Cela s’est fait avec de très bons amis à nous. Les Studios Red Box nous ont ouvert leurs portes et les conditions furent idéales pour nous là-bas à vrai dire. C’est un grand studio situé au nord du Portugal. Il y a tout pour y travailler et vivre confortablement. On pouvait y manger, cuisiner, recevoir des amis, boire, faire la fête, répéter, et pas loin de chez nous en plus, dans les bois. On a donc pris nos marques facilement. Cependant, le mixage et le mastering ont été réalisés une nouvelle fois aux Demigod Studios comme les précédents.
En matière de bières portugaises : es-tu plutôt Sagres ou Super Bock d’ailleurs ? (rires)
Oh, Super Bock ! (sourires)
Plus sérieusement, vous avez travaillé une nouvelle fois avec Miguel Tereso qui vous suit depuis vos débuts, c’est bien ça ?
Oui, en effet. Il nous suit depuis nos débuts, nous connaît bien et sait ce que vous voulons. C’est un peu le sixième membre du groupe en fin de compte… (sourires)
C’est un peu votre producteur fétiche comme Bob Rock avec Metallica à leur apogée sur leur « Black Album » ? Mais attention, ça a fini mal ensuite avec Metallica à la fin sur St Anger… (rires)
Oui, on va dire que c’est notre Bob Rock ! (rires)
Quelle est la signification ici de Coma ? Pourquoi ce choix de titre d’album pour ce quatrième enregistrement ?
Il s’agit là de tout un concept imaginaire, en fait, mais c’est très ouvert et subjectif comme album. Je veux dire par là que toutes les chansons et éléments du disque sont basés sur la mémoire qui revient lorsque l’on est à l’état de coma et que l’on en sort. C’est l’imaginaire, ou plutôt la vision du monde que l’on a à ce retour. On ne sait pas trop ce qui arrive, pendant et au moment d’en sortir. Certaines morceaux de l’album sont comme des souvenirs, des visions, des moments, des états. On ne sait alors pas trop où l’on est, ce que l’on fait. On est entre le conscient et l’inconscient.

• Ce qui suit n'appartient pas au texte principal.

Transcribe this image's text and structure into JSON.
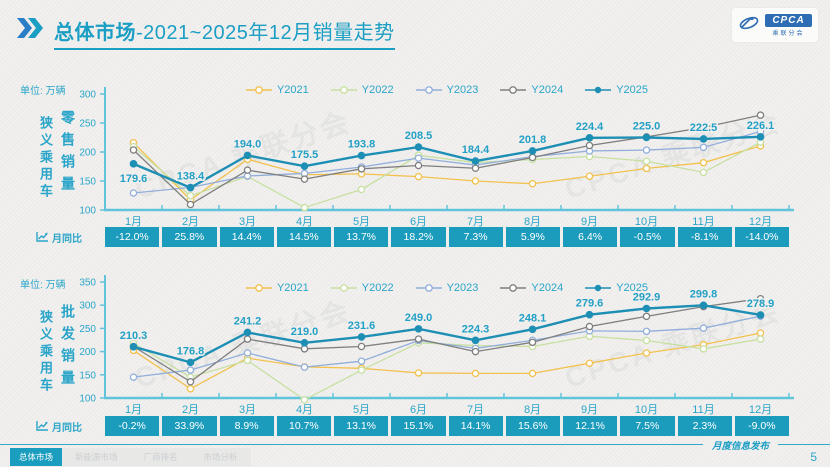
{
  "header": {
    "title_strong": "总体市场",
    "title_rest": "-2021~2025年12月销量走势",
    "logo": {
      "brand": "CPCA",
      "caption": "乘联分会"
    }
  },
  "watermark": "CPCA 乘联分会",
  "colors": {
    "accent": "#1B9EC4",
    "cell_bg": "#1C9CBC",
    "axis": "#62C4DB",
    "y2021": "#F2C14E",
    "y2022": "#C7E0A2",
    "y2023": "#92AEDB",
    "y2024": "#7F7F7F",
    "y2025": "#1E8FB4"
  },
  "chart_data": [
    {
      "type": "line",
      "segment_label": "狭义乘用车",
      "metric_label": "零售销量",
      "unit_label": "单位: 万辆",
      "months": [
        "1月",
        "2月",
        "3月",
        "4月",
        "5月",
        "6月",
        "7月",
        "8月",
        "9月",
        "10月",
        "11月",
        "12月"
      ],
      "ylim": [
        100,
        300
      ],
      "yticks": [
        100,
        150,
        200,
        250,
        300
      ],
      "series": [
        {
          "name": "Y2021",
          "color": "#F2C14E",
          "marker": "open",
          "values": [
            216.0,
            117.7,
            187.4,
            160.8,
            162.3,
            157.5,
            150.0,
            145.3,
            158.2,
            171.7,
            181.6,
            210.5
          ]
        },
        {
          "name": "Y2022",
          "color": "#C7E0A2",
          "marker": "open",
          "values": [
            209.2,
            124.6,
            157.9,
            104.2,
            135.4,
            194.3,
            181.8,
            187.1,
            192.2,
            184.0,
            164.9,
            216.9
          ]
        },
        {
          "name": "Y2023",
          "color": "#92AEDB",
          "marker": "open",
          "values": [
            129.3,
            139.0,
            158.7,
            163.0,
            174.2,
            189.4,
            177.5,
            192.0,
            201.8,
            203.3,
            208.0,
            235.3
          ]
        },
        {
          "name": "Y2024",
          "color": "#7F7F7F",
          "marker": "open",
          "values": [
            203.5,
            109.5,
            168.7,
            153.2,
            171.0,
            176.7,
            172.0,
            190.5,
            211.2,
            226.1,
            242.3,
            263.5
          ]
        },
        {
          "name": "Y2025",
          "color": "#1E8FB4",
          "marker": "filled",
          "values": [
            179.6,
            138.4,
            194.0,
            175.5,
            193.8,
            208.5,
            184.4,
            201.8,
            224.4,
            225.0,
            222.5,
            226.1
          ]
        }
      ],
      "labels": [
        "179.6",
        "138.4",
        "194.0",
        "175.5",
        "193.8",
        "208.5",
        "184.4",
        "201.8",
        "224.4",
        "225.0",
        "222.5",
        "226.1"
      ],
      "label_below": [
        0
      ],
      "mom_label": "月同比",
      "mom": [
        "-12.0%",
        "25.8%",
        "14.4%",
        "14.5%",
        "13.7%",
        "18.2%",
        "7.3%",
        "5.9%",
        "6.4%",
        "-0.5%",
        "-8.1%",
        "-14.0%"
      ]
    },
    {
      "type": "line",
      "segment_label": "狭义乘用车",
      "metric_label": "批发销量",
      "unit_label": "单位: 万辆",
      "months": [
        "1月",
        "2月",
        "3月",
        "4月",
        "5月",
        "6月",
        "7月",
        "8月",
        "9月",
        "10月",
        "11月",
        "12月"
      ],
      "ylim": [
        100,
        350
      ],
      "yticks": [
        100,
        150,
        200,
        250,
        300,
        350
      ],
      "series": [
        {
          "name": "Y2021",
          "color": "#F2C14E",
          "marker": "open",
          "values": [
            202.5,
            120.0,
            186.0,
            167.0,
            164.0,
            154.0,
            153.0,
            153.0,
            175.0,
            197.0,
            215.0,
            240.0
          ]
        },
        {
          "name": "Y2022",
          "color": "#C7E0A2",
          "marker": "open",
          "values": [
            218.0,
            145.0,
            181.0,
            96.0,
            160.0,
            219.0,
            213.0,
            211.0,
            233.0,
            224.0,
            206.0,
            227.0
          ]
        },
        {
          "name": "Y2023",
          "color": "#92AEDB",
          "marker": "open",
          "values": [
            144.9,
            160.2,
            197.2,
            166.6,
            179.3,
            223.9,
            207.0,
            224.2,
            244.7,
            243.7,
            250.5,
            276.4
          ]
        },
        {
          "name": "Y2024",
          "color": "#7F7F7F",
          "marker": "open",
          "values": [
            211.0,
            135.0,
            227.0,
            206.0,
            211.0,
            227.0,
            200.0,
            220.0,
            254.0,
            276.0,
            297.0,
            314.0
          ]
        },
        {
          "name": "Y2025",
          "color": "#1E8FB4",
          "marker": "filled",
          "values": [
            210.3,
            176.8,
            241.2,
            219.0,
            231.6,
            249.0,
            224.3,
            248.1,
            279.6,
            292.9,
            299.8,
            278.9
          ]
        }
      ],
      "labels": [
        "210.3",
        "176.8",
        "241.2",
        "219.0",
        "231.6",
        "249.0",
        "224.3",
        "248.1",
        "279.6",
        "292.9",
        "299.8",
        "278.9"
      ],
      "label_below": [],
      "mom_label": "月同比",
      "mom": [
        "-0.2%",
        "33.9%",
        "8.9%",
        "10.7%",
        "13.1%",
        "15.1%",
        "14.1%",
        "15.6%",
        "12.1%",
        "7.5%",
        "2.3%",
        "-9.0%"
      ]
    }
  ],
  "footer": {
    "tabs": [
      {
        "label": "总体市场",
        "active": true
      },
      {
        "label": "新能源市场",
        "active": false
      },
      {
        "label": "厂商排名",
        "active": false
      },
      {
        "label": "市场分析",
        "active": false
      }
    ],
    "right_text": "月度信息发布",
    "page": "5"
  }
}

L’auditeur est donc suspendu, quelque part, comme en apesanteur, dans sa pensée, comme le suggère d’ailleurs la chanson « Suspended »…
Oui, c’est une chanson importante là-dessus. Mais en fait on avait déjà eu une chanson plus ou moins là-dessus sur l’album Limbo, elle s’appelait « To Ain », à propos des gens qui tombaient… C’était à propos des victimes qui avaient dû sauter de l’immeuble en feu à New York lors des attentats du 11 septembre 2001. Ici, cela fait référence plus ou moins à l’état qui précède leur mort, durant leur chute qui a été terrible. Ici, elles sont donc comme « suspendues »… En tant qu’artiste, c’est notre interprétation de ça, du sentiment qu’ils ont peut-être eu, ressenti, à ce moment-là. C’est comme un état de coma tellement c’est intense, peut-être ont-ils vu un soulagement, un arc-en-ciel avant la mort.
Tout ceci qui est abordé sur Coma est-il personnel plus généralement ? De quoi t’es-tu inspiré ? Tu as rencontré des proches qui ont vécu un coma et sont passées peut-être près de la mort ?
Coma revêt un caractère personnel, assurément. Les émotions varient ici. Mais Coma n’est pas entièrement inspiré de ma propre vie uniquement. Mais certaines choses que j’ai vécues, de près ou de loin, m’ont inspirées plus globalement, après il y a beaucoup d’expressions différentes mais pas nécessairement issues d’expériences personnelles.
Y’a-t’il des bonus tracks sur des versions CD digipack ou vinyle que l’on pourra ce procurer à la sortie cet automne chez Season of Mist ?
Non. Ce que tu écoutes, c’est ce que tu obtiens et achètes. (sourires) Juste dix chansons pour un album donc conceptuel, et pas plus. Cela reste simple comme album, mais ça suffit pour le sujet ici. Pas de superflu donc…
A propos des deux chansons parues en singles avant la sortie de Coma, il y a donc « World Ablaze », et « Hope Shatters ». Je trouve que ces deux titres sont particulièrement catchy et plus mélodiques, et du coiup tout à fait accessibles à votre univers pour les gens qui ne connaissent pas la musique de Gaerea. Qu’en penses-tu ? C’est l’objectif ?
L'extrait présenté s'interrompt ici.